You know when you barely get through the first paragraph of a book and you can already tell you are reading something special? That’s how it was for me with The Invisible Life of Ivan Isaenko by Scott Stambach. The story opens with a foreword. The foreword explains that what you are about to read comes from a series of notes and papers found in The Mazyr Hospital for Gravely Ill Children.

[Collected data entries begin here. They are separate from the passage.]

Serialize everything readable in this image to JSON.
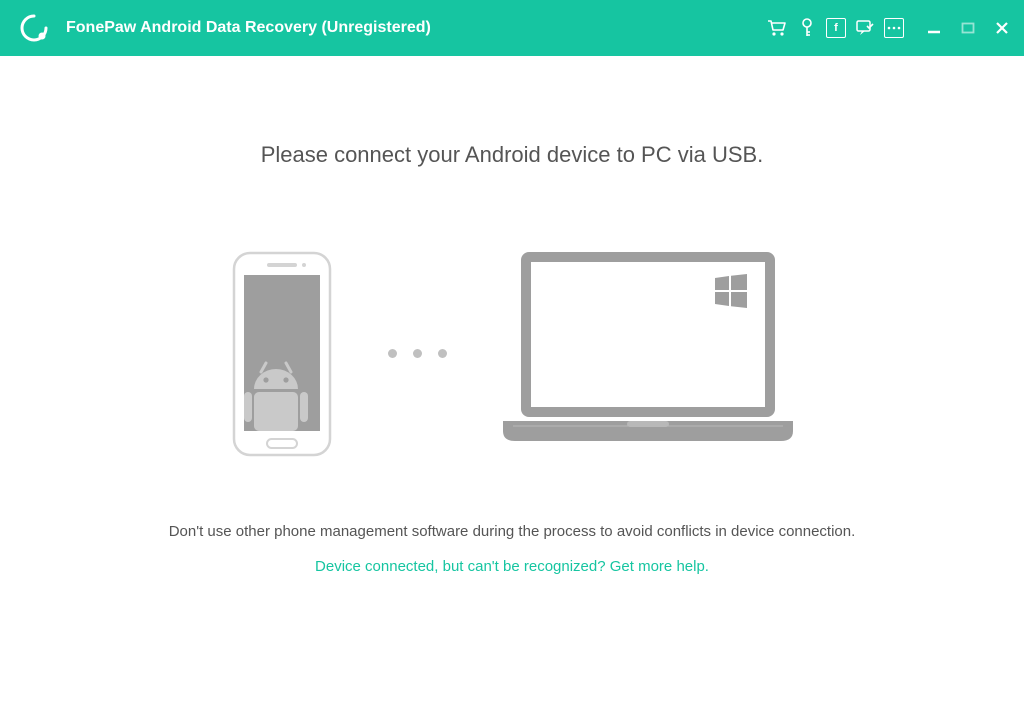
{
  "titlebar": {
    "app_title": "FonePaw Android Data Recovery (Unregistered)",
    "icons": {
      "cart": "cart-icon",
      "key": "key-icon",
      "facebook": "facebook-icon",
      "feedback": "feedback-icon",
      "more": "more-icon"
    }
  },
  "content": {
    "instruction": "Please connect your Android device to PC via USB.",
    "warning": "Don't use other phone management software during the process to avoid conflicts in device connection.",
    "help_link": "Device connected, but can't be recognized? Get more help."
  },
  "colors": {
    "accent": "#16c5a1",
    "text_primary": "#555555",
    "illustration_gray": "#999999",
    "illustration_light": "#d4d4d4"
  }
}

They were written by a seventeen-year-old patient named Ivan Isaenko.
Ivan has been at the hospital since birth and suffers from several medical conditions, possibly from radiation from a nuclear reactor in Pripyat, Ukraine. It has left Ivan with only one arm, a few fingers, and sort asymmetrical nubs for the rest of his appendages. The muscles in his face don’t quite work right, making his face droopy and his talk difficult to understand. But what is not effected is Ivan’s mind.
He is sharp and witty. His personality carries through the whole story. Sitting in his wheelchair, he has plenty of time to observe all the comings and goings at the hospital. The patients at the hospital vary in their diseases. Ivan can tell when a patient only has about 3 months to live, he calls them the 3-monthers, just by the amount of medications that they take everyday.
When a leukimia patient named Polina shows up, she is different from the others. Ivan becomes smitten and sets about to winning her over or at least allowing him to just admire her from afar without disdain.
I loved this book. The characters, the storyline, it’s all good. I hated for it to end.
I received an ARC of this book in exchange for an honest review.